For about twenty years Polwechsel have been operating at the interface between improvised music and contemporary composition. Recognised as one of the seminal groups in this area, they started out when a paradigm shift in music was taking place. Driven by a small circle of musicians, notably in Vienna, Berlin and Tokyo, this shift introduced profound changes in the development of improvised and experimental music, as the relations between avant-garde, high art, pop and various subcultures of the nineties were re-evaluated. The musicians involved in this transition occasionally drew on modes of playing employed by improvisational collectives of the sixties but also referred to influences from the highly concentrated sound and noise worlds of new music composers while keeping a critical distance to the energy and expressiveness of free improvisation, as well as embracing genres such as rock music, and electronic club culture. In many cases they called into question the polemically defended former opinion of a dichotomy between composition and improvisation. This has resulted in musical concepts and performance practices that these traditional terms alone can no longer adequately describe.
Polwechsel were among the first groups of this multifaceted music scene to establish aesthetic strategies and performance practices that were soon recognised as a radical form of ›reductionism‹: a paring down of the habitual musical linguisticality in favour of a microscopic exploration of singular musical events; a deceleration and deautomation of musical processes in favour of immersive listening; an eschewing of the dramaturgy of musical forms in favour of focussing attention on the fleeting presence and physical materiality of sound; an awareness of the flip-side of sound, of background noises, silence, disruptions in sound production and musical articulation. The music seemed to rebel against the information we are being flooded with through the current modes of social communication just as it invited the listener to discover a whole world in the neglected, imperfect, confusing detail – an ordinary world perhaps or even a counterworld, but certainly not a refuge. Perhaps the minimal, measured gesture that produced this music also took a sceptical look at the creative enthusiasm and innovative drive which had come to dominate the post-Fordist working practices.
The reductionism of the time was a school of perception that linked the protagonists of Vienna’s experimental music scene to Berlin Echtzeitmusik, Japanese Onkyo and New London Silence. It still serves as a common horizon of that generation of musicians, but belongs to the past. As Michael Moser said about the work at that time, »To reduce further would mean to stop playing«, that is, to become silent. The situation thus called for pushing the music into another direction. Polwechsel’s changes of direction and perspective have also been reflected in the different instrumentations and collaborations, for instance with the laptop musician Christian Fennesz on Wrapped Islands (2002). The current line-up – since Archives of the North (2006) –includes the two percussionists Burkhard Beins and Martin Brandlmayr, who bring a wide range of musical experiences between experimental rock and electro-acoustic improvisation to the group. Meanwhile, the ensemble has begun to introduce musical aspects that either were not included initially or only included to a small extent, such as tonal relationships, harmony, rhythm, but also questions of form, musical space and, consequently, expressivity. Thus in the light of the experiences gained through ›reduction‹ a reconsideration of the whole array of the musical means of expression has begun. But what is most noticeable is the difference in the individual approaches, something already laid out in the group’s beginnings that is now increasingly splitting up into a broad spectrum of musical concepts.

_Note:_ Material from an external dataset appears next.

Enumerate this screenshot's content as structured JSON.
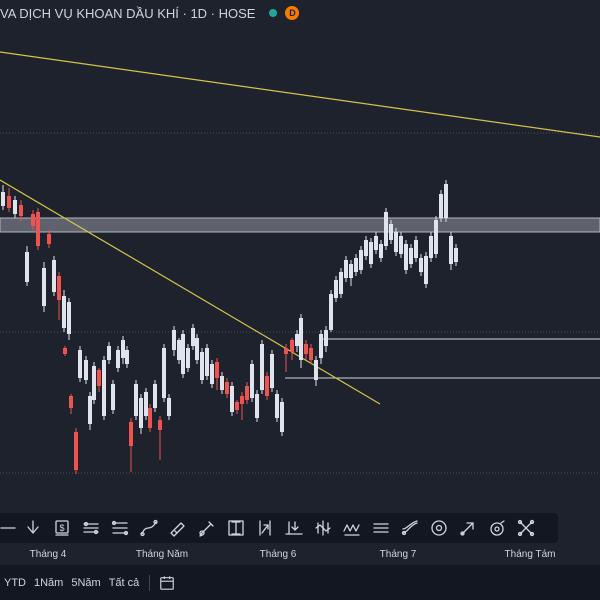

POLWECHSEL – Kein Gleichstrom mit der Masse
Of all music, it was difficult to foresee that free improvisation, traditionally the music of abundance––indeed even of excess––could become the main setting for reductive strategies. After all, historical ensembles such as Gruppo di Improvvisazione Nuova Consonanza and AMM, both products of the sixties’ (counter) culture, had already demonstrated the aesthetic fruitfulness of reductive approaches to real-time music, decades earlier. But they remained secondary voices in the concerto of improvisational emancipation, drowned out by high-powered, vociferous free jazz. In the nineties, however, two things came together in improvised music: a rediscovery of those ignored voices; and an intense, renewed reception of contemporary composed music’s soundworld—in particular, the reductive approaches of Morton Feldman and Giacinto Scelsi, but also the rich noise-world of Helmut Lachenmann’s scores.